Insert data from python df to sql table

Arwamus0
Level 2
Insert data from python df to sql table

Hi all,

I wrote a python code using python recipe, I need to add inside it a command that achieves:

The result of my code is a dataframe named combined_df, I need to insert the data in it into another table that's connected to SQL server.

Also this SQL table is an input to the python code, is this doable?

The idea is I'm considering the SQL table as original data, then when new data coming in I'm comparing both, and I need the updates to be inserted to the SQL table (original).

 

0 Kudos
11 Replies
AlexT
Dataiker

Hi @Arwamus0 ,
You can write to SQL table by providing output dataset in DSS.
If you are both reading/writing to the that table this possible but you may want to ensure you set append mode.

You can see the answer from : https://community.dataiku.com/t5/General-Discussion/Append-Data-without-drop-table-with-python/m-p/1...

Thanks

0 Kudos
Arwamus0
Level 2
Author

Hi @AlexT 

When there is new data, the old data column(ValidTo) has to be populated and this is done using the python code, if I append the new data this won't happen.

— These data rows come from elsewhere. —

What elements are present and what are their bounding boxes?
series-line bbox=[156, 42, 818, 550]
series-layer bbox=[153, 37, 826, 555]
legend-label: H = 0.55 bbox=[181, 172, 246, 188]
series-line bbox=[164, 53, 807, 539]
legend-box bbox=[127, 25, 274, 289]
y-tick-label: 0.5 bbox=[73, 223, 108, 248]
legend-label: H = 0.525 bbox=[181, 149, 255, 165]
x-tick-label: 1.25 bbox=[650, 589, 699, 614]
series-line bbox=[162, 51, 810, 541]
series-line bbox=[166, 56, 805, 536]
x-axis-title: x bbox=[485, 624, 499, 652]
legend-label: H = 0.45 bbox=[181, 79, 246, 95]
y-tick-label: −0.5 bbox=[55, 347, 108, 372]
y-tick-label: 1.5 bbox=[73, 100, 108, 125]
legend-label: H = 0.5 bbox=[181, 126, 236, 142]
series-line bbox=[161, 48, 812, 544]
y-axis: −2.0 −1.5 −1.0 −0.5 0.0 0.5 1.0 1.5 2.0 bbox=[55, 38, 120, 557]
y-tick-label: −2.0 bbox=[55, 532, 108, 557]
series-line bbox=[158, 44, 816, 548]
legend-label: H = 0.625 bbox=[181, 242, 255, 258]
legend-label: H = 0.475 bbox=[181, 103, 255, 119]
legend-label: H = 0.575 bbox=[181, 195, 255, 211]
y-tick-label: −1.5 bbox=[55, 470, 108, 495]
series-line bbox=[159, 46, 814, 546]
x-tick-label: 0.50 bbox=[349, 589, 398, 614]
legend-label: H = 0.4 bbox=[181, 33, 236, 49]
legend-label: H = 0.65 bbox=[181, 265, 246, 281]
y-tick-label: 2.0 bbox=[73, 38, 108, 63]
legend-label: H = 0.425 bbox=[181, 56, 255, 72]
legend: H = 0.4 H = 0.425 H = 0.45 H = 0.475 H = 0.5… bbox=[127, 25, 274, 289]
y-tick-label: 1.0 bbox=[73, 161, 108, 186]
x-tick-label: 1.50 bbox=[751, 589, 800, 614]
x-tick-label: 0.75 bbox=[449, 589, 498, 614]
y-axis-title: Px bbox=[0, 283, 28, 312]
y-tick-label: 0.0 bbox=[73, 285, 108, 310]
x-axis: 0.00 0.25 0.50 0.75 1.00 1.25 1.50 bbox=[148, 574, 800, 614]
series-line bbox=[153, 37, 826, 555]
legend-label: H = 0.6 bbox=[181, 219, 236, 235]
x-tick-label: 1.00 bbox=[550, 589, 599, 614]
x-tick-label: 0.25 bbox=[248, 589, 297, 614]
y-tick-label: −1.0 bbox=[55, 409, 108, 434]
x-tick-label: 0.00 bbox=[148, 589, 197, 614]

I need the table to be overwritten with my new df.

 

Also I got an error saying 'Dataset' object has no attribute 'spec_item'

 

Thanks

0 Kudos
AlexT
Dataiker

Hi @Arwamus0 ,

If you are consolidating and have the final df you want to write code, you can write simply.

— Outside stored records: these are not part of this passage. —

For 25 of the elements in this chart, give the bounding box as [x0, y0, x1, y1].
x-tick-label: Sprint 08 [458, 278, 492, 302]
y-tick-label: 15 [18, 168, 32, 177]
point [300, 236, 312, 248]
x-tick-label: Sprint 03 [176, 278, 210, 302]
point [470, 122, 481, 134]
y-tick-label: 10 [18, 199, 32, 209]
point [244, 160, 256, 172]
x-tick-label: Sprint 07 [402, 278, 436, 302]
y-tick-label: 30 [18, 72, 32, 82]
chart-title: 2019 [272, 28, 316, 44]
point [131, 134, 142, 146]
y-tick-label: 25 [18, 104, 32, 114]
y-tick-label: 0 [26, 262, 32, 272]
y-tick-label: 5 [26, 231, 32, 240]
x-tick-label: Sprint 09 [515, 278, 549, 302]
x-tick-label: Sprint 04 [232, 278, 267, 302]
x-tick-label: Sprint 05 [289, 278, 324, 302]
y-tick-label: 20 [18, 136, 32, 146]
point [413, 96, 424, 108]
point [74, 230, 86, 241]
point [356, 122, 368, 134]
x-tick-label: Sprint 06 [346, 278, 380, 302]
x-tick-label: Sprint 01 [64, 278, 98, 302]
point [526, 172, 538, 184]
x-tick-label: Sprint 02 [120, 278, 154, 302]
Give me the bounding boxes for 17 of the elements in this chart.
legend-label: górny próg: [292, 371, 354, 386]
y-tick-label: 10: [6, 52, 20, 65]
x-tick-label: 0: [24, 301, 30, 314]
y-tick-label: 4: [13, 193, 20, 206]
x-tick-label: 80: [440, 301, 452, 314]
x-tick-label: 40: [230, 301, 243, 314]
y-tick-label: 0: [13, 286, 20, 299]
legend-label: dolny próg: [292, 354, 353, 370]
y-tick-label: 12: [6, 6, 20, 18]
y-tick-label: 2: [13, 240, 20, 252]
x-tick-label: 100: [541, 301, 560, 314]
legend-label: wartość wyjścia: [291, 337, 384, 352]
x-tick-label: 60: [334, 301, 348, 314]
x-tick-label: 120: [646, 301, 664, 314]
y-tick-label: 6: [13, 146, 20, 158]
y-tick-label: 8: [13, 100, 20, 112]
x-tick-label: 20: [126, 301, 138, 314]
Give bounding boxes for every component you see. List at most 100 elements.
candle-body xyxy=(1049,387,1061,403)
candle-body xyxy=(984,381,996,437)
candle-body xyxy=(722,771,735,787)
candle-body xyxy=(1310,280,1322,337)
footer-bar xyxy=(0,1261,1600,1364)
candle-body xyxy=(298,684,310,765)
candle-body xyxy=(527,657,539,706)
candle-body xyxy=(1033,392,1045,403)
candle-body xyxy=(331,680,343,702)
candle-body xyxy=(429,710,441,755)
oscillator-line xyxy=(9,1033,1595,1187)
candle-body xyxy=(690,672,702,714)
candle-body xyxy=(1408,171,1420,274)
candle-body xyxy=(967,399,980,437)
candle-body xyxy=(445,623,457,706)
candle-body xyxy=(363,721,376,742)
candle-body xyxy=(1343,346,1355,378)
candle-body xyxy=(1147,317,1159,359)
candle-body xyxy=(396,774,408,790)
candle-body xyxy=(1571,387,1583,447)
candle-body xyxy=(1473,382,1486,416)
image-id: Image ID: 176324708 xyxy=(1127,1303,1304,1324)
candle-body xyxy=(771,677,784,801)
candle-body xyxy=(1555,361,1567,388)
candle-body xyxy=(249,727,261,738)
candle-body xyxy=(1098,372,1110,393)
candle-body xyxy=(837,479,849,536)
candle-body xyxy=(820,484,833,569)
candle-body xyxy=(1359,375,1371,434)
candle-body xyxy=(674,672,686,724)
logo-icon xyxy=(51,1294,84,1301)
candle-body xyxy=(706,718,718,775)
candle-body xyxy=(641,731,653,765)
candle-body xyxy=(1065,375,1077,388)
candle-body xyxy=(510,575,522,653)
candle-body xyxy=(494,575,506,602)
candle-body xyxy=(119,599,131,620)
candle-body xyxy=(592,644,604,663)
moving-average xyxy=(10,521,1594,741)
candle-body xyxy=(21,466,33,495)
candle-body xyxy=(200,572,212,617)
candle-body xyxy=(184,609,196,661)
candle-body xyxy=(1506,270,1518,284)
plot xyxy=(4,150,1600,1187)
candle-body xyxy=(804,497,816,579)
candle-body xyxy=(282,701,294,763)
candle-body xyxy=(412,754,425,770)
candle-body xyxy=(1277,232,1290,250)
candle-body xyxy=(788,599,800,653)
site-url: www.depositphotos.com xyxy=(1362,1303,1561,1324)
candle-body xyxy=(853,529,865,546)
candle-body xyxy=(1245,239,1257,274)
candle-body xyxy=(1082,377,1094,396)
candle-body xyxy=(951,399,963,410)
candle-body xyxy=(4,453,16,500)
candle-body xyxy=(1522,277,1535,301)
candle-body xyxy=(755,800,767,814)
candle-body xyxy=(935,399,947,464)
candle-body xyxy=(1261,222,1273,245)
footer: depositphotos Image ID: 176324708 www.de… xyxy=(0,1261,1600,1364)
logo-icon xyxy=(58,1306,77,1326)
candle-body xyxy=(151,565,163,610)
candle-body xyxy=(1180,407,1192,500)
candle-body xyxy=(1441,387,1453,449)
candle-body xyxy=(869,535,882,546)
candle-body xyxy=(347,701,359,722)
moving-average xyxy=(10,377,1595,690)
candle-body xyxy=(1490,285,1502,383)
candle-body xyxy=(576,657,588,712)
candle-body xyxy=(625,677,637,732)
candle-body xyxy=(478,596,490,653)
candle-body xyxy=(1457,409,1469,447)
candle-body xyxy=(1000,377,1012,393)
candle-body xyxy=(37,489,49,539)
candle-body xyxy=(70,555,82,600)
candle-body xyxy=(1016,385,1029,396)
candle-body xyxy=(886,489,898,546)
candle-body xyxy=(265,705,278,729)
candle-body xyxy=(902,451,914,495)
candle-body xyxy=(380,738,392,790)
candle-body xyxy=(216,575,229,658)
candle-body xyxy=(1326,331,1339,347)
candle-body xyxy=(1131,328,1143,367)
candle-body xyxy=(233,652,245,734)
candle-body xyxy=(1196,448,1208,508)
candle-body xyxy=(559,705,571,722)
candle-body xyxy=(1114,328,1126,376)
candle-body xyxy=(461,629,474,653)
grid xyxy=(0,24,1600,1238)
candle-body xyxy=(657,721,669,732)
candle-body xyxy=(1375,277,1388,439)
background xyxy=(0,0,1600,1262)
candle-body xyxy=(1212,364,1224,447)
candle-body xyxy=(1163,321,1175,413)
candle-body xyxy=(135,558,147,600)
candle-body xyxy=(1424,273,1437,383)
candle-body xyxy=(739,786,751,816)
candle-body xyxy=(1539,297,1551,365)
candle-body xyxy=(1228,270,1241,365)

test = dataiku.Dataset("test")
test.write_with_schema(pandas_dataframe)

THanks

0 Kudos
Arwamus0
Level 2
Author

Hi @AlexT 

 

It worked thanks a lot..

but now I have a problem it's duplicating the data inside the table, is there a command I can write before writing into the table to truncate it first?

0 Kudos
AlexT
Dataiker
0 Kudos
Arwamus0
Level 2
Author

the duplicates are happening in SQL table not in the df

0 Kudos
AlexT
Dataiker

Did you remove the append spec part?

 

0 Kudos
Arwamus0
Level 2
Author

yes it gives an error  'Dataset' object has no attribute 'spec_item'

 

0 Kudos
AlexT
Dataiker

I can't see a reason the data would be duplicated the write_with_schema should drop the table and then insert, did you include append mode in the recipe - Input/Output tab?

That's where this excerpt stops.